For these reasons, the chances Åkerfeldt and his newly minted crew take on Watershed are that much more shocking. Sure, the band’s signature brutality to balladry transitions are still here, but somehow said switches are both smoother and more jarring. Leadoff single “Porcelain Heart” displays this perfectly, as Axenrot blasts away harder than Lopez ever did while new guitarist Fredrik Åkesson tests his meddle and leads the track through stop start death metal riffs.
As with any Opeth album, half the fun of Watershed is following the songs’ trajectories. “The Lotus Eater” goes from whimper to bang as a faint sigh is shattered by the thickest death metal riffing the band has laid down in years. Meanwhile, Mike’s trademark sunshine/brimstone vocals clash for the spotlight until the halfway mark when the track breaks down with an ambient interlude that eventually leads into a boogie rock breakdown complete with organ solo, jazz drumming and wah-wah guitar in the background.

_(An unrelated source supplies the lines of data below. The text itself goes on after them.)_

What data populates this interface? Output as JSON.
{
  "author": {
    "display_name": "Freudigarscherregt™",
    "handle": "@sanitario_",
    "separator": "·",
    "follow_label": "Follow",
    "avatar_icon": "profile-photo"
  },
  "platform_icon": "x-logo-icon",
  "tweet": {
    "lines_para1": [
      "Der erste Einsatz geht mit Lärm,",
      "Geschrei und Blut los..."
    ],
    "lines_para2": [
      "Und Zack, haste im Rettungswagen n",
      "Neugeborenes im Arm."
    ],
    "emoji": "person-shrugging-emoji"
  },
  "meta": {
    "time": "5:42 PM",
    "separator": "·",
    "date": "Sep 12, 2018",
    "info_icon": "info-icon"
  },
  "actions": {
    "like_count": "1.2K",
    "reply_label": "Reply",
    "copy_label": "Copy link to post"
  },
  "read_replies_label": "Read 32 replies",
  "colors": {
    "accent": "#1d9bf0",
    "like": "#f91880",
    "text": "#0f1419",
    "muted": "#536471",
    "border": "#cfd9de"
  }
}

It is these bold decisions that vault Watershed above the expected “testing the waters” phase for this new lineup. The production is as pristine as ever where it’s needed, such as on intro track “Coil.” Complete with oboe and ethereal female vocals to compliment Mikael’s angelic clean singing, it’s probably the prettiest song Opeth has ever recorded. As for the rest of the album, the clean parts are cleaner (“Burden” is the first through and through ballad the guys have written since “To Bid You Farewell”) and the brutal parts are heavier than anything we’ve heard from Mike and Co. in a decade (see: Meshuggah-esque chugga-chuggas in “Heir Apparent”), making this a forceful push forward to a next phase in the band’s sound rather than the pensive guinea pig experiment many predicted.